Top image: Brunhild was a bold warrior goddess of Teutonic and Norse mythology. Credit: Harold B. Lee Library/Brigham Young University
Brunhild, the beautiful, proud, and headstrong heroine of Teutonic mythology, had a complicated romantic life to say the least. Teutonic mythology, also called Norse mythology, consists of the myths and legends of Germany and Scandinavia that date from about the A.D. 400’s. In these stories, Brunhild was the fairest of the Valkyries, the warlike goddess-maidens sent to battlefields by Odin, chief of the gods. The Valkyries were armed with spears, shields, and helmets as they rode swift horses above the battlefield to choose who lived and died. Warriors who died a heroic and fearless death in combat were escorted to the great hall of Valhalla in Asgard, the home of the gods.
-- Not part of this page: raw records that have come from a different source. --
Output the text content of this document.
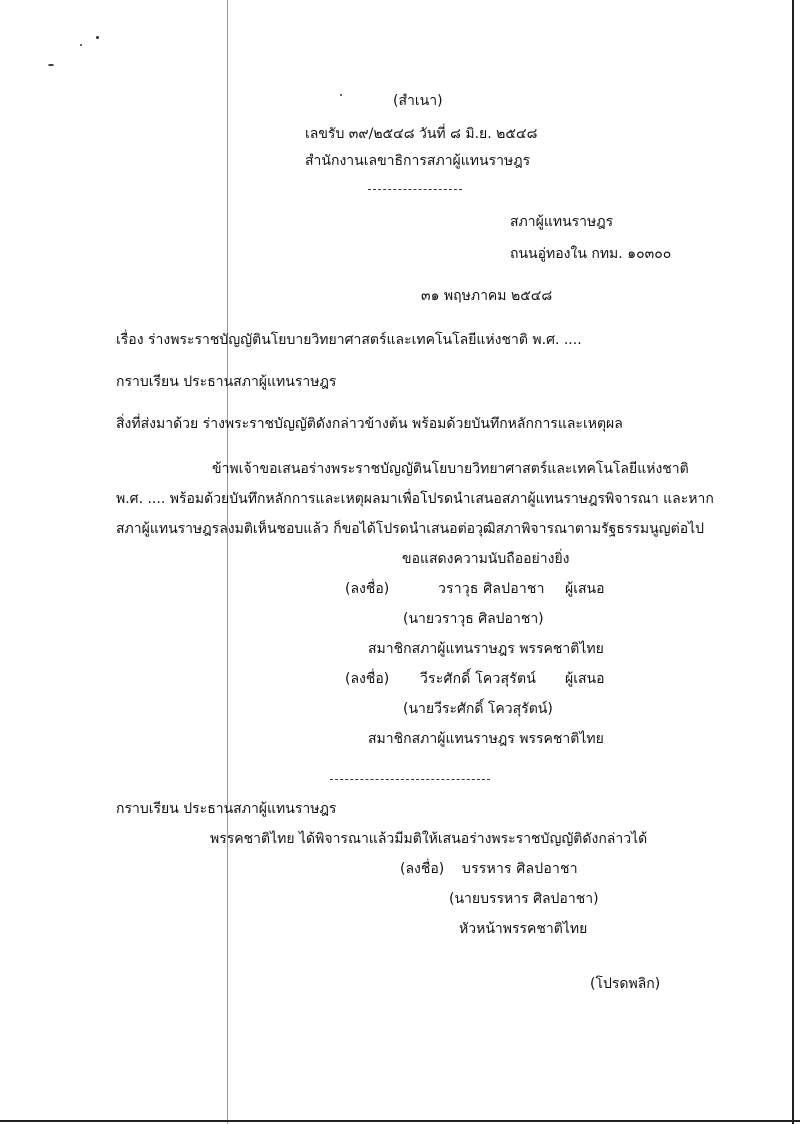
(สำเนา)
เลขรับ ๓๙/๒๕๔๘ วันที่ ๘ มิ.ย. ๒๕๔๘
สำนักงานเลขาธิการสภาผู้แทนราษฎร
สภาผู้แทนราษฎร
ถนนอู่ทองใน กทม. ๑๐๓๐๐
๓๑ พฤษภาคม ๒๕๔๘
เรื่อง ร่างพระราชบัญญัตินโยบายวิทยาศาสตร์และเทคโนโลยีแห่งชาติ พ.ศ. ....
กราบเรียน ประธานสภาผู้แทนราษฎร
สิ่งที่ส่งมาด้วย ร่างพระราชบัญญัติดังกล่าวข้างต้น พร้อมด้วยบันทึกหลักการและเหตุผล
ข้าพเจ้าขอเสนอร่างพระราชบัญญัตินโยบายวิทยาศาสตร์และเทคโนโลยีแห่งชาติ
พ.ศ. .... พร้อมด้วยบันทึกหลักการและเหตุผลมาเพื่อโปรดนำเสนอสภาผู้แทนราษฎรพิจารณา และหาก
สภาผู้แทนราษฎรลงมติเห็นชอบแล้ว ก็ขอได้โปรดนำเสนอต่อวุฒิสภาพิจารณาตามรัฐธรรมนูญต่อไป
ขอแสดงความนับถืออย่างยิ่ง
(ลงชื่อ)	วราวุธ ศิลปอาชา ผู้เสนอ
(นายวราวุธ ศิลปอาชา)
สมาชิกสภาผู้แทนราษฎร พรรคชาติไทย
(ลงชื่อ) วีระศักดิ์ โควสุรัตน์ ผู้เสนอ
(นายวีระศักดิ์ โควสุรัตน์)
สมาชิกสภาผู้แทนราษฎร พรรคชาติไทย
กราบเรียน ประธานสภาผู้แทนราษฎร
พรรคชาติไทย ได้พิจารณาแล้วมีมติให้เสนอร่างพระราชบัญญัติดังกล่าวได้
(ลงชื่อ) บรรหาร ศิลปอาชา
(นายบรรหาร ศิลปอาชา)
หัวหน้าพรรคชาติไทย
(โปรดพลิก)
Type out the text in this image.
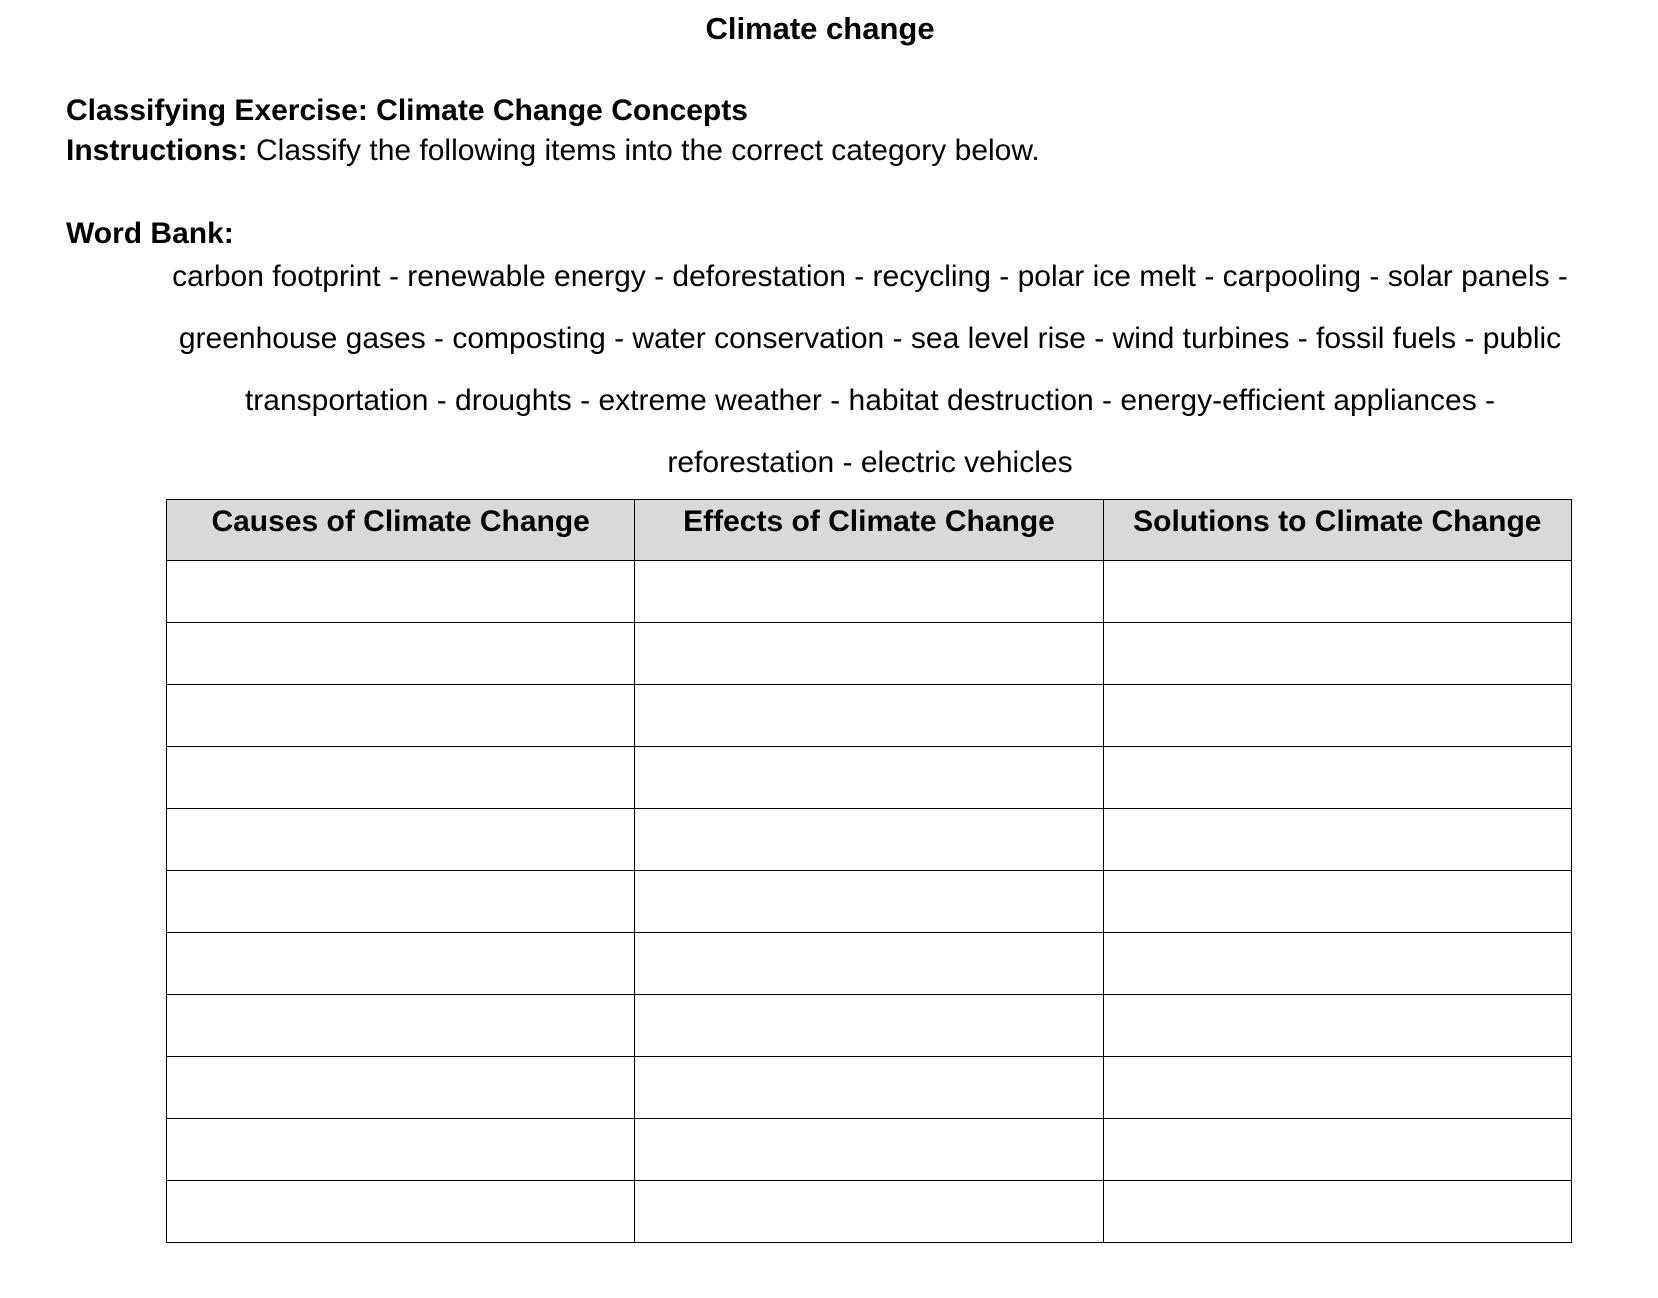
Climate change
Classifying Exercise: Climate Change Concepts
Instructions: Classify the following items into the correct category below.
Word Bank:
carbon footprint - renewable energy - deforestation - recycling - polar ice melt - carpooling - solar panels - greenhouse gases - composting - water conservation - sea level rise - wind turbines - fossil fuels - public transportation - droughts - extreme weather - habitat destruction - energy-efficient appliances - reforestation - electric vehicles
Causes of Climate Change	Effects of Climate Change	Solutions to Climate Change
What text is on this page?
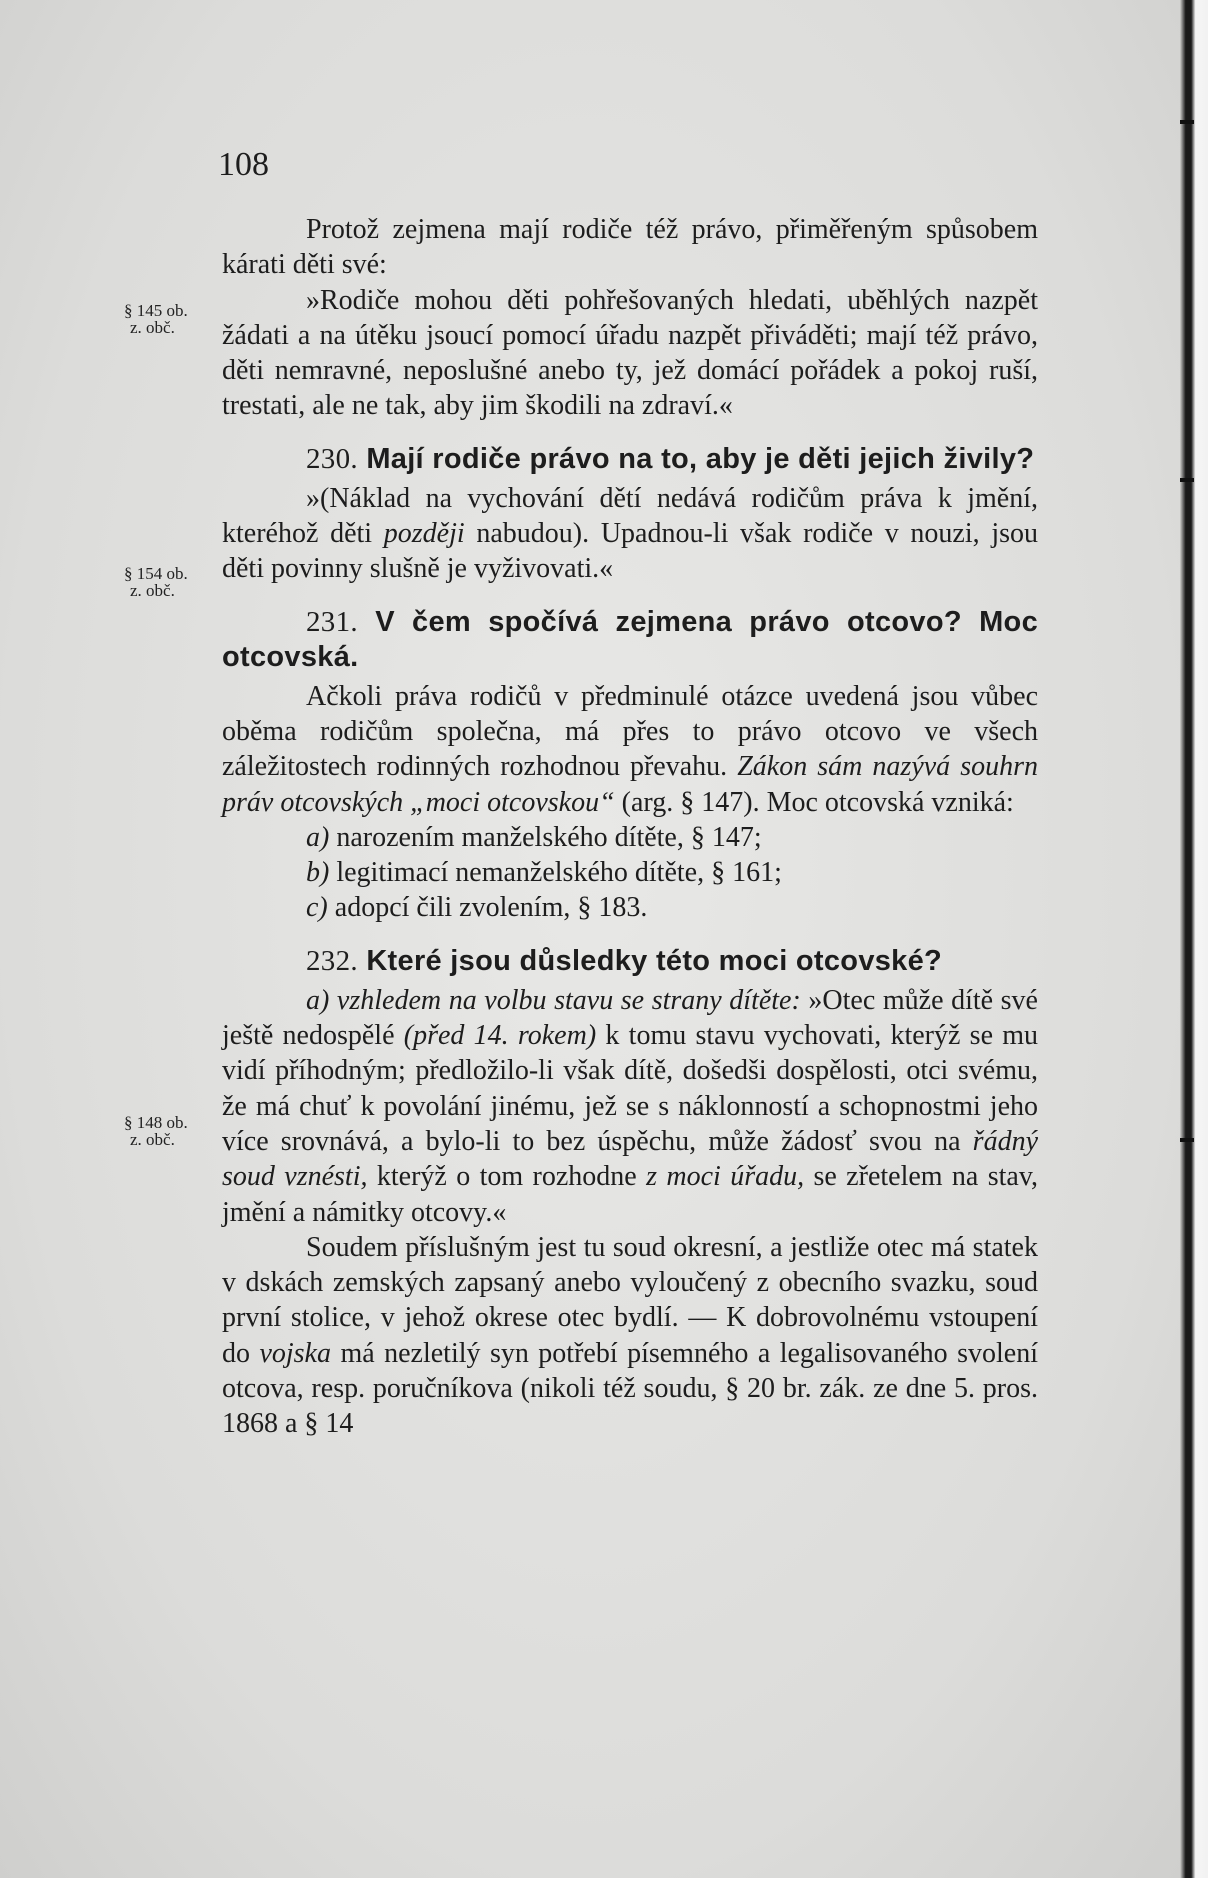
108
§ 145 ob.
z. obč.
§ 154 ob.
z. obč.
§ 148 ob.
z. obč.

Protož zejmena mají rodiče též právo, přiměřeným spůsobem kárati děti své:

»Rodiče mohou děti pohřešovaných hledati, uběhlých nazpět žádati a na útěku jsoucí pomocí úřadu nazpět přiváděti; mají též právo, děti nemravné, neposlušné anebo ty, jež domácí pořádek a pokoj ruší, trestati, ale ne tak, aby jim škodili na zdraví.«

230. Mají rodiče právo na to, aby je děti jejich živily?

»(Náklad na vychování dětí nedává rodičům práva k jmění, kteréhož děti později nabudou). Upadnou-li však rodiče v nouzi, jsou děti povinny slušně je vyživovati.«

231. V čem spočívá zejmena právo otcovo? Moc otcovská.

Ačkoli práva rodičů v předminulé otázce uvedená jsou vůbec oběma rodičům společna, má přes to právo otcovo ve všech záležitostech rodinných rozhodnou převahu. Zákon sám nazývá souhrn práv otcovských „moci otcovskou“ (arg. § 147). Moc otcovská vzniká:

a) narozením manželského dítěte, § 147;

b) legitimací nemanželského dítěte, § 161;

c) adopcí čili zvolením, § 183.

232. Které jsou důsledky této moci otcovské?

a) vzhledem na volbu stavu se strany dítěte: »Otec může dítě své ještě nedospělé (před 14. rokem) k tomu stavu vychovati, kterýž se mu vidí příhodným; předložilo-li však dítě, došedši dospělosti, otci svému, že má chuť k povolání jinému, jež se s náklonností a schopnostmi jeho více srovnává, a bylo-li to bez úspěchu, může žádosť svou na řádný soud vznésti, kterýž o tom rozhodne z moci úřadu, se zřetelem na stav, jmění a námitky otcovy.«

Soudem příslušným jest tu soud okresní, a jestliže otec má statek v dskách zemských zapsaný anebo vyloučený z obecního svazku, soud první stolice, v jehož okrese otec bydlí. — K dobrovolnému vstoupení do vojska má nezletilý syn potřebí písemného a legalisovaného svolení otcova, resp. poručníkova (nikoli též soudu, § 20 br. zák. ze dne 5. pros. 1868 a § 14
In one fateful battle, Brunhild strikes down Hjalmgunnar, a king who had been promised victory by Odin. Angered by Brunhild’s rash action, Odin orders her to take a husband as punishment. Yet Brunhild had sworn that she would only marry a man who could overcome her in combat—a nearly impossible man to find. Frustrated, Odin casts Brunhild into a magic sleep and surrounds her with a ring of fire. In time, the hero Sigurd (called Siegfried in German legends) fearlessly rides through the flames to awaken and rescue her.
Brunhild and Sigurd fall in love, but their story ends in tragedy. Sigurd spurns Brunhhild and marries the Teutonic princess Gudrun. He then helps Gudrun’s brother Gunnar win Brunhild as his bride. Disguising himself as Gunnar, Sigurd surprises Brunhild by defeating her in combat. Deceived, Brunhild submits and marries Gunnar. Years later, however, Brunhild is enraged when she learns of Sigurd’s treachery. She orders one of her servants to murder Sigurd in revenge. Overcome with remorse, Brunhild throws herself on his funeral pyre to join the hero in death.
The myths of Brunhild the Valkyrie were not written down until the 1100's, when they appeared in Iceland and southern Germany. The oldest variations on her stories are told in the verse of the Poetic Edda and the prose of the Icelandic Volsunga Saga. A somewhat different version of Brunhild’s story comes from the Nibelungenlied, a German epic poem written about 1200. Here, her name is sometimes spelled Brynhild or Brünhild. Brunhild and the Valkyries also figure prominently in the famous opera cycle The Ring of the Nibelung (1876) by the German composer Richard Wagner, who was inspired by the myths.